We REVERSE the superior court's affirmance of the Board on the notice issue, but AFFIRM its determination that the Board erred in rejecting Dafermo's claim as untimely filed. We REMAND Dafermo's claim to the Board for a determination on its merits, since this claim was not barred by either AS 23.30.100 or 23.30.105.

NOTES

[1] AS 23.30.100 provides:

(a) Notice of an injury or death in respect to which compensation is payable under this chapter shall be given within 30 days after the date of such injury or death to the board and to the employer.

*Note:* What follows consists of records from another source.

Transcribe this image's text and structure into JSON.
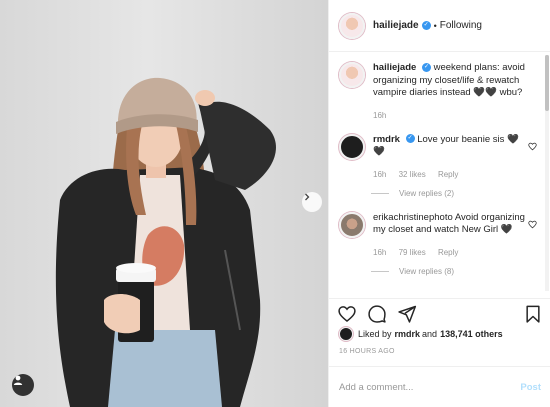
{
  "header": {
    "username": "hailiejade",
    "separator": "•",
    "follow_state": "Following"
  },
  "caption": {
    "username": "hailiejade",
    "text": "weekend plans: avoid organizing my closet/life & rewatch vampire diaries instead 🖤🖤 wbu?",
    "time": "16h"
  },
  "comments": [
    {
      "username": "rmdrk",
      "verified": true,
      "text": "Love your beanie sis 🖤 🖤",
      "time": "16h",
      "likes": "32 likes",
      "reply": "Reply",
      "view_replies": "View replies (2)"
    },
    {
      "username": "erikachristinephoto",
      "verified": false,
      "text": "Avoid organizing my closet and watch New Girl 🖤",
      "time": "16h",
      "likes": "79 likes",
      "reply": "Reply",
      "view_replies": "View replies (8)"
    }
  ],
  "likes": {
    "prefix": "Liked by ",
    "user": "rmdrk",
    "middle": " and ",
    "count": "138,741 others"
  },
  "timestamp": "16 HOURS AGO",
  "add_comment": {
    "placeholder": "Add a comment...",
    "post_label": "Post"
  },
  "icons": {
    "verified": "verified-badge-icon",
    "heart": "heart-icon",
    "comment": "comment-icon",
    "share": "share-icon",
    "bookmark": "bookmark-icon",
    "next": "chevron-right-icon",
    "tag": "user-tag-icon"
  },
  "colors": {
    "verified_blue": "#3897f0",
    "post_disabled": "#b2dffc",
    "meta_gray": "#999999"
  }
}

[2] AS 23.30.100 provides:

(d) Failure to give notice does not bar a claim under this chapter

(1) if the employer, an agent of the employer in charge of the business in the place where the injury occurred, or the carrier had knowledge of the injury or death and the board determines that the employer or carrier has not been prejudiced by failure to give notice....

[3] AS 23.30.105 provides:

(a) The right to compensation for disability under this chapter is barred unless a claim for it is filed within two years after the employee has knowledge of the nature of the employee's disability and its relation to the employment and after disablement.... It is additionally provided that, in the case of latent defects pertinent to and causing compensable disability, the injured employee has full right to claim as shall be determined by the board, time limitations notwithstanding.

[4] We have recently held that knowledge of work-relatedness of the injury is not required. Kolkman v. Greens Creek Mining Co., 936 P.2d 150, 156 (Alaska 1997) ("[T]o the extent that State v. Moore [706 P.2d 311 (Alaska 1985)] may be read to have accepted the additional requirement of the employer's knowledge of the work-relatedness of the injury in determining whether the exception of AS 23.30.100(d)(1) applies, we disapprove that case.").